FORTUNE AND GLORY AND THE LAW OF DIMINISHING RETURNS

I suppose I shouldn't have peered in like those Nazis do with the Ark of the Covenant in 'Raiders Of The Lost Ark' (1981) but that Pandora's box of childish things lured me back to see the old boy one last time.

Funnily enough, on my way to the cinema, I bumped into a character straight out of an Indiana Jones movie. He was a commando who'd seen action in Iraq 2 and the Afghanistan war and told me about how two weeks after 9/11 he was in Spin Ghar (White Mountains) not far from where Bin Laden was hiding before the bearded one got away like the perennial Hollywood villain. He then proceeded to tell me some fascinating esoteric information about King James which sounded a little Dan Brown at times but compelling nonetheless.

Anyway, I digress. The main reason I went to watch 'Indiana Jones And The Dial Of Destiny' was for one particular detail of the story I'd heard about which was to do with an early part of the film set around the time of the moon landings in 1969 where Indy is now an old man and America and the world is fast headed toward the future while he's still stuck in the past. Some time ago I had written a screenplay with my co-writer entitled 'The Moon And You' which was also set in the exact same year and was ostensibly how the moon as a romantic symbol was killed by the first moon landing when the Apollo 11 crew speared it like a whale with the American flag, putting those poets of the past and in our case a fictional Broadway lyricist who'd always written songs about the moon out of business.

I liked the idea of an old Indiana Jones who finds refuge in the past as his youth and days of adventure have now seemingly vanished.

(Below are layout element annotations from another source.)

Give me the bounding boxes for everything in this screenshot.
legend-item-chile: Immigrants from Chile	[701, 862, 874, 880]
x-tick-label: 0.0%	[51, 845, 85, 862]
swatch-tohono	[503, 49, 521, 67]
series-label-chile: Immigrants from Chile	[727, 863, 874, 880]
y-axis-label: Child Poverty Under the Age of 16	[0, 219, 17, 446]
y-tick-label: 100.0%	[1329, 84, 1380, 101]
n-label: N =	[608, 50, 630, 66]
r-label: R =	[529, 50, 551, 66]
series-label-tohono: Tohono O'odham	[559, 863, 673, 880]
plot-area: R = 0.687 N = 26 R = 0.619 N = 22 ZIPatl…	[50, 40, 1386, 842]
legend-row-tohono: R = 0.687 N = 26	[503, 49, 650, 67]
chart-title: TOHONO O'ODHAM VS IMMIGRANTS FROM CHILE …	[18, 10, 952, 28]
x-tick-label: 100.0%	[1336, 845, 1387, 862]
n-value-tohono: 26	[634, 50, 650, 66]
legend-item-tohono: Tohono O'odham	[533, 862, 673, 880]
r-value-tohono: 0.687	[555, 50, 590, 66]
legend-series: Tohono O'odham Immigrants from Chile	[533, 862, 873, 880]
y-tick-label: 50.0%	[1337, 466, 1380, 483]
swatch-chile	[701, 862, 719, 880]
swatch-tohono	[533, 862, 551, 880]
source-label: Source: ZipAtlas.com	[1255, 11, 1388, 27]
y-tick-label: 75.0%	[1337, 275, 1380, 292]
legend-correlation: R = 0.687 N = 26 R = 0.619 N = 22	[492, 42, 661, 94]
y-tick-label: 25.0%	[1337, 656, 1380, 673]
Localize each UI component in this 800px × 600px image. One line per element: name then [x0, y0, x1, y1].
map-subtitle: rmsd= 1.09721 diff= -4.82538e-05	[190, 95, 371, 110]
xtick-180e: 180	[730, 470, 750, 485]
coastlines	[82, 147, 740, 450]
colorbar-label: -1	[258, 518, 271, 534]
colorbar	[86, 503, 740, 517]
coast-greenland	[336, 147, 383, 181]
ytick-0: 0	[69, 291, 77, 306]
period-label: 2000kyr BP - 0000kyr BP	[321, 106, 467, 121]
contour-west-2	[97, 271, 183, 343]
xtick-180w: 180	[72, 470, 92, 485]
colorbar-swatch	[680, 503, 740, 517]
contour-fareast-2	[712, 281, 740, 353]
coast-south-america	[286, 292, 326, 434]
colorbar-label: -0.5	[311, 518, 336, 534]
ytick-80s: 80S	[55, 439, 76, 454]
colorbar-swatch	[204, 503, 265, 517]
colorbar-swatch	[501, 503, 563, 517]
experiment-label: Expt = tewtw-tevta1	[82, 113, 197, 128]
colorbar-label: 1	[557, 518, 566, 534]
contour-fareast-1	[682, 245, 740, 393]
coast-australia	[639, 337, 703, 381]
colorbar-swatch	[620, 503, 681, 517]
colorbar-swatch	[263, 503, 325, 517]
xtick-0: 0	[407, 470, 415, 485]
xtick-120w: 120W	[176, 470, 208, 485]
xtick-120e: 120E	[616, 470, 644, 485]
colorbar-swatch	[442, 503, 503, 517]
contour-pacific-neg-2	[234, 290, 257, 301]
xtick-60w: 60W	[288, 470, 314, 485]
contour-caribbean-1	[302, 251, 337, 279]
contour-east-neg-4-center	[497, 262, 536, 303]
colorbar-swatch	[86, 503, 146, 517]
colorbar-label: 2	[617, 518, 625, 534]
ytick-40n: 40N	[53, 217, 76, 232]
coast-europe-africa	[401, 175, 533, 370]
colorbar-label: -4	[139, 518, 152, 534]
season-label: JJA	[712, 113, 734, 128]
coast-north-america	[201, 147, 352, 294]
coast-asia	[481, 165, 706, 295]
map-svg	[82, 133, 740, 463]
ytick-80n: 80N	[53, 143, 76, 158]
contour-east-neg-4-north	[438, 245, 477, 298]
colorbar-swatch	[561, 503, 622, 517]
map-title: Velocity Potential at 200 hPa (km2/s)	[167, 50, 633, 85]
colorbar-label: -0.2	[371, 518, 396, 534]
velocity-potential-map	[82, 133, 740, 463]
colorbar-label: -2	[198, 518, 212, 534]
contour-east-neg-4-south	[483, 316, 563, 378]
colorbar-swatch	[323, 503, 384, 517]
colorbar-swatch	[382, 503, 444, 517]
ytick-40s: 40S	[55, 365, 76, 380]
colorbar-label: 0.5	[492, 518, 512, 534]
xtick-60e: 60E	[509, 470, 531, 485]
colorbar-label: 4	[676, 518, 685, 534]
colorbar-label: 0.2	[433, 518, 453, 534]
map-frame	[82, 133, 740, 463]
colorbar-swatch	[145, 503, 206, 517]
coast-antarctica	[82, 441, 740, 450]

There was, of course, in contrast, the somewhat disconcerting aspect of watching a digitally de-aged Harrison Ford in the opening sequence set during World War 2 which begs the question of whether Hollywood is not dissimilar to the Nazis in this franchise, seeking powerful artifacts and tools to help them achieve immortality. In this sense, Disney has found their own holy grail in AI and I'm sure they'll forge ahead with no concern for the consequences of what this process does to the authentic experience of cinema.

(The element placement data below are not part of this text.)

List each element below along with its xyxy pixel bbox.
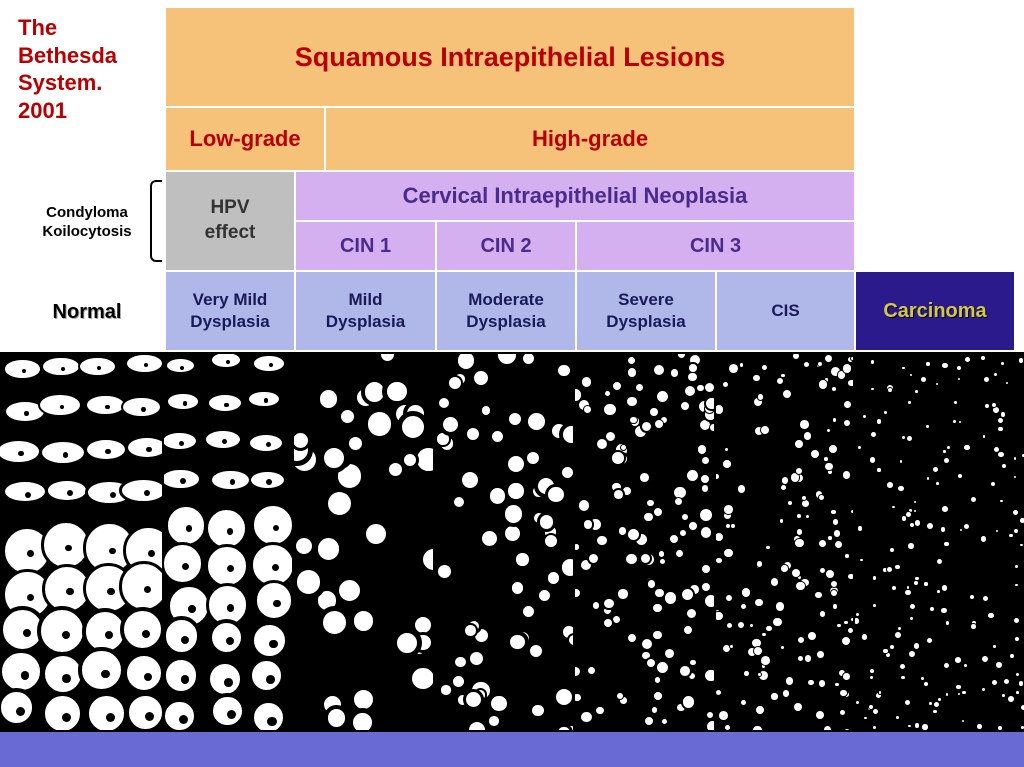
cin1-header: CIN 1 xyxy=(296,222,437,272)
cin3-header: CIN 3 xyxy=(577,222,856,272)
histology-segment-5 xyxy=(716,354,855,730)
mild-l2: Dysplasia xyxy=(326,311,405,333)
carcinoma-label: Carcinoma xyxy=(856,272,1016,352)
histology-segment-2 xyxy=(294,354,435,730)
histology-segment-3 xyxy=(435,354,575,730)
row-dysplasia: Normal Very Mild Dysplasia Mild Dysplasi… xyxy=(8,272,1016,352)
bottom-strip xyxy=(0,732,1024,767)
mild-l1: Mild xyxy=(349,289,383,311)
mild-dysplasia: Mild Dysplasia xyxy=(296,272,437,352)
high-grade-header: High-grade xyxy=(326,108,856,172)
title-l1: The xyxy=(18,15,57,40)
title-l4: 2001 xyxy=(18,98,67,123)
mod-l2: Dysplasia xyxy=(466,311,545,333)
histology-illustration xyxy=(0,352,1024,732)
hpv-l1: HPV xyxy=(210,196,249,221)
title-l2: Bethesda xyxy=(18,43,117,68)
histology-segment-6 xyxy=(855,354,1024,730)
diagram-root: The Bethesda System. 2001 Squamous Intra… xyxy=(0,0,1024,767)
cis-label: CIS xyxy=(717,272,856,352)
cin-right-spacer xyxy=(856,172,1016,272)
row-cin: Condyloma Koilocytosis HPV effect Cervic… xyxy=(8,172,1016,272)
very-mild-dysplasia: Very Mild Dysplasia xyxy=(166,272,296,352)
cin2-header: CIN 2 xyxy=(437,222,577,272)
title-l3: System. xyxy=(18,70,102,95)
sil-title: Squamous Intraepithelial Lesions xyxy=(166,8,856,108)
histology-segment-4 xyxy=(575,354,715,730)
hpv-effect: HPV effect xyxy=(166,172,296,272)
normal-label: Normal xyxy=(8,272,166,352)
row-top: The Bethesda System. 2001 Squamous Intra… xyxy=(8,8,1016,172)
histology-segment-0 xyxy=(0,354,164,730)
condyloma-l2: Koilocytosis xyxy=(42,222,131,242)
classification-table: The Bethesda System. 2001 Squamous Intra… xyxy=(8,8,1016,352)
low-grade-header: Low-grade xyxy=(166,108,326,172)
sev-l2: Dysplasia xyxy=(606,311,685,333)
cin-block: Cervical Intraepithelial Neoplasia CIN 1… xyxy=(296,172,856,272)
sil-block: Squamous Intraepithelial Lesions Low-gra… xyxy=(166,8,856,172)
moderate-dysplasia: Moderate Dysplasia xyxy=(437,272,577,352)
vmild-l2: Dysplasia xyxy=(190,311,269,333)
hpv-l2: effect xyxy=(205,221,256,246)
condyloma-l1: Condyloma xyxy=(46,203,128,223)
left-title: The Bethesda System. 2001 xyxy=(8,8,166,172)
vmild-l1: Very Mild xyxy=(193,289,268,311)
sev-l1: Severe xyxy=(618,289,674,311)
cin-title: Cervical Intraepithelial Neoplasia xyxy=(296,172,856,222)
mod-l1: Moderate xyxy=(468,289,544,311)
top-right-spacer xyxy=(856,8,1016,172)
histology-segment-1 xyxy=(164,354,294,730)
bracket-icon xyxy=(150,180,162,262)
condyloma-label: Condyloma Koilocytosis xyxy=(8,172,166,272)
severe-dysplasia: Severe Dysplasia xyxy=(577,272,717,352)
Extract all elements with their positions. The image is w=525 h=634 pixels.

The other great irony, of course, is that it would have been useful to have an actual dial of destiny to go back in the past and fix the script and sort out that absolute mess of a second act where the only jeopardy I could see ahead of me was whether my eyes would remain open for the remainder of the movie. It's easy with hindsight to see what to fix what is now history just as the ageing archeologist hopes to do in the final act, but there is also a sense that like the future, it's always just beyond our grasp. All we can ever really do is focus on the present and in many ways that is the lesson that Indiana learns, even if it comes at a hefty cost for both him and Disney ($300 million).

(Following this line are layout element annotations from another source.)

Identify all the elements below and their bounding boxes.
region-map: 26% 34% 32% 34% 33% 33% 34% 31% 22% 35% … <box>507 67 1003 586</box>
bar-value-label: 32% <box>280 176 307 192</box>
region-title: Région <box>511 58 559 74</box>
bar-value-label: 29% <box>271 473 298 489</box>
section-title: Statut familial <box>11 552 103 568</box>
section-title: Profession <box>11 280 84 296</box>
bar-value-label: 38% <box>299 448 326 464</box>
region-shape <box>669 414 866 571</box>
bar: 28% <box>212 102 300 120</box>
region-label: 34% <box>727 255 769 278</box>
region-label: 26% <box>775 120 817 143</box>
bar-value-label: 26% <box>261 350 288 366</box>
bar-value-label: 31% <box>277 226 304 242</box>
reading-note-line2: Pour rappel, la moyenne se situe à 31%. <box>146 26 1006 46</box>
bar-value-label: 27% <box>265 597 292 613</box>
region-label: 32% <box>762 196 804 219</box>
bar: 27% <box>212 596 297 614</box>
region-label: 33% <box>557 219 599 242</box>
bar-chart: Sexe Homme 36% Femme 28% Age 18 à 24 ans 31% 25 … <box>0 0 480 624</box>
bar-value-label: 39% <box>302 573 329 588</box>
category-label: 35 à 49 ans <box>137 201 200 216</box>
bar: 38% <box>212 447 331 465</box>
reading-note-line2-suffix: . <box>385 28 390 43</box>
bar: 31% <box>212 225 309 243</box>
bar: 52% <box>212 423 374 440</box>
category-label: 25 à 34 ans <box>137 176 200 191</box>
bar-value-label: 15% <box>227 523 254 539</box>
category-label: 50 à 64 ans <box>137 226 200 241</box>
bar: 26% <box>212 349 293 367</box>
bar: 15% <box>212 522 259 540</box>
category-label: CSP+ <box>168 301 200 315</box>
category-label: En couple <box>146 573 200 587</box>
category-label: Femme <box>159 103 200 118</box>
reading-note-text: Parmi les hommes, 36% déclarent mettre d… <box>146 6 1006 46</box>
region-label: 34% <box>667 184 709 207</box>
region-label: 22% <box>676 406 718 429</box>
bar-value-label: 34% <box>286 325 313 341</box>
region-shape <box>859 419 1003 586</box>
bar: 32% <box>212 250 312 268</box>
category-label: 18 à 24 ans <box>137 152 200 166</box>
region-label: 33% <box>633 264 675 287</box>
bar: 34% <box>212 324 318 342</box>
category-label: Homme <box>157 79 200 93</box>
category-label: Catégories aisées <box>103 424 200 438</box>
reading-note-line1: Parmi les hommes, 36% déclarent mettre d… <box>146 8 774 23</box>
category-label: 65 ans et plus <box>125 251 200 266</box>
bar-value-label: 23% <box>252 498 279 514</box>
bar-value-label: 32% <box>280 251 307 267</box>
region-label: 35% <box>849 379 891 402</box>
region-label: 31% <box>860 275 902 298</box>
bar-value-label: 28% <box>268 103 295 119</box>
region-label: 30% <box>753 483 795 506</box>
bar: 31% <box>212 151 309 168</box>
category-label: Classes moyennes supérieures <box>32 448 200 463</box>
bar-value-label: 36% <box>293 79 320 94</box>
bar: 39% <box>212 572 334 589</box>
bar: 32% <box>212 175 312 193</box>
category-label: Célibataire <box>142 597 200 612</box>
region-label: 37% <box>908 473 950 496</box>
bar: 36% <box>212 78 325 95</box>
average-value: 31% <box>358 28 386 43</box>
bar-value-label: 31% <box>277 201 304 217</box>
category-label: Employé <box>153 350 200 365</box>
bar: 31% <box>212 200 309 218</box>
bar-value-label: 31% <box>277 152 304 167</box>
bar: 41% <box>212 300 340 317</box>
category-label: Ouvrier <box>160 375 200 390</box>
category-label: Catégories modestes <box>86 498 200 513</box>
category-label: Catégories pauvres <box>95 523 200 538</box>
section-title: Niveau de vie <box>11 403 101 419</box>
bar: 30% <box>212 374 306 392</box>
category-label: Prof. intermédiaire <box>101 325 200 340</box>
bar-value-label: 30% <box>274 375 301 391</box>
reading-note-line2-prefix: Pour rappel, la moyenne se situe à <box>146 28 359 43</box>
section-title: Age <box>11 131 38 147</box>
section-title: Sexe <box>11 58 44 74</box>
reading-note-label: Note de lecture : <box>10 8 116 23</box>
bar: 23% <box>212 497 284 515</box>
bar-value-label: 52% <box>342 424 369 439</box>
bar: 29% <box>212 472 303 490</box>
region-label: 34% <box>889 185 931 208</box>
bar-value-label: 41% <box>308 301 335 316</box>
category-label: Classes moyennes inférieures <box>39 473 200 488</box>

Back in the old days of Raiding Arks and exploring Temples of Doom, Indy claimed to be all about "fortune and glory".

Now there's less fortune and even less glory.

But then again, we, the audience, who've grown up with Indiana Jones and Luke Skywalker as our generational screen heroes can always go back to the past via our own digital or analogue dials of destiny and watch the original classics over and over again.